2018: Policy Analysis Research Report: Responding to Disproportionate Disciplinary Action with Culturally Relevant Education Strategies in Oregon K-12 Public Schools
Addressing racial/ethnic disproportionality in discipline involves applying culturally relevant practices as comprehensive strategic alternatives to exclusionary discipline and project grant outcomes in Oregon schools. Partners: OCBA, Oregon Department of Education (ODE), PSU Graduate School of Education, Governor’s Office. See the research outcomes here: Report
2016-17: Effective Restorative Justice Practices that Reduce Conflict and Disproportionate Discipline for Students of Color
To inform the Oregon Department of Education’s recommendations for school discipline policies statewide, the OCBA partnered with ODE to research best practices in school practices of Restorative Justice. ODE and OCBA cosponsored a law externship for a 3L law student to conduct the research and provide findings and recommendations to ODE’s School Discipline Advisory Council (OSDAC) on promoting models that guide students in handling conflict with mediation/restorative practices, reducing use of exclusionary discipline. Partners: OCBA, Oregon Department of Education (ODE), OSDAC, Governor’s Office.
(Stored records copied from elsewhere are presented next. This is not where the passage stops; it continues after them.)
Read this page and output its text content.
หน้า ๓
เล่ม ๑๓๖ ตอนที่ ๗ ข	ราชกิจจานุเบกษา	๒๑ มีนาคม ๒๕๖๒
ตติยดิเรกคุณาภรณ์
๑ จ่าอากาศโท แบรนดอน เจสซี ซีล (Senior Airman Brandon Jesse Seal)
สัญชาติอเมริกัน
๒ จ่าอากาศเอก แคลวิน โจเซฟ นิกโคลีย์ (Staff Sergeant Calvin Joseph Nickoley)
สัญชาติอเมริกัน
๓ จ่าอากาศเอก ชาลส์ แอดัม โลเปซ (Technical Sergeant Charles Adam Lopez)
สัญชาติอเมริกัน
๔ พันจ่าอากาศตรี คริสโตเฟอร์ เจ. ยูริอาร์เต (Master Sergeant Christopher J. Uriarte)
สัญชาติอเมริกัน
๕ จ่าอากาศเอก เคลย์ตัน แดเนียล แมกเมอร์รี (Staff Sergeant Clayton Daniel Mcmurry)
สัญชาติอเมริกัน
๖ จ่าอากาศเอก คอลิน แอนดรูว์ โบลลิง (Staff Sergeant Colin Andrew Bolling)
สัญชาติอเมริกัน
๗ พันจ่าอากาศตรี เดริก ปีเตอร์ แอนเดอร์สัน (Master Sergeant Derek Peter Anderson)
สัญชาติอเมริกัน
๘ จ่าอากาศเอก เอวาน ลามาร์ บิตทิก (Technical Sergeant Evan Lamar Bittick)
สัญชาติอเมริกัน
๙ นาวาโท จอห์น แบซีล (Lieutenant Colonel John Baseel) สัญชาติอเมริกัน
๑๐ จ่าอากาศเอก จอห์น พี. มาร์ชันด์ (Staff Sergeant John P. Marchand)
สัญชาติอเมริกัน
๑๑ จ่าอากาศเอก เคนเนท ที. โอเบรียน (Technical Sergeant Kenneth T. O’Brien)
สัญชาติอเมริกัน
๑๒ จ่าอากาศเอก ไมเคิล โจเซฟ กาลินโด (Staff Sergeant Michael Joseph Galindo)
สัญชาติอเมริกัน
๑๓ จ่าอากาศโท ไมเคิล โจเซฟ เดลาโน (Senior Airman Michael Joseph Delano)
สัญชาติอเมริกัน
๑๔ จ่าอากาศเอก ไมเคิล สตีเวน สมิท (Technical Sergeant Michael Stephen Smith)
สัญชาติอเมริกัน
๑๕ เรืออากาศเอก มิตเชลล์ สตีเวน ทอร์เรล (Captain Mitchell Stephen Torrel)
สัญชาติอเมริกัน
Ongoing: Integrating Immigrants’ Credentials into the Oregon Economy
OCBA partnered in OCAPIA’s research on best practices and policies in Oregon and nationally that promote effective workforce integration of immigrants with professional license/trades certification from other nations. OCBA Chair Morris brought in the Dental Board on its best practices in immigrant credentialing, and OCBA Commissioner Musse Olol participated in a community forum on the subject lead by Senator Dembrow and OCAPIA Chair Mari Watanabe, in partnership with the Oregon Workforce Investment Board, and the Governor’s Policy Advisor on Workforce. The participants, comprised of leaders in Oregon’s primary immigrant communities and refugee groups, outlined the key challenges to professionals to credentialing in health related and other fields who received their training internationally and wish to practice in Oregon. The researcher, a Fulbright scholar from Morocco at Oregon State University, built on the outcomes of the forum to develop comparisons of Oregon credentialing programs in health professions, an overview of best practices in credentialing nationally, and in Canada, and conducted a series of interviews with immigrant individuals who have experienced the credentialing process in Oregon, focused on significant barriers and ways to improve. Partners: OCAPIA, OCBA, Partners in Diversity (PID), Oregon Workforce Investment Board (OWIB), the Governor’s Office.
ADD SARA'S REPORT FIRST and then ENNADA'S.
”Anecdotal evidence gets our attention, but when it comes to making policy decisions, there is a need for a sense of scale, for details to back up the stories. … the sound, comprehensive studies now emerging from the internship program at the office of the Advocacy Commissions… have increased the capacity, the efficiency and the effectiveness of the commissions themselves, and their value to the communities they represent and the State as a whole.”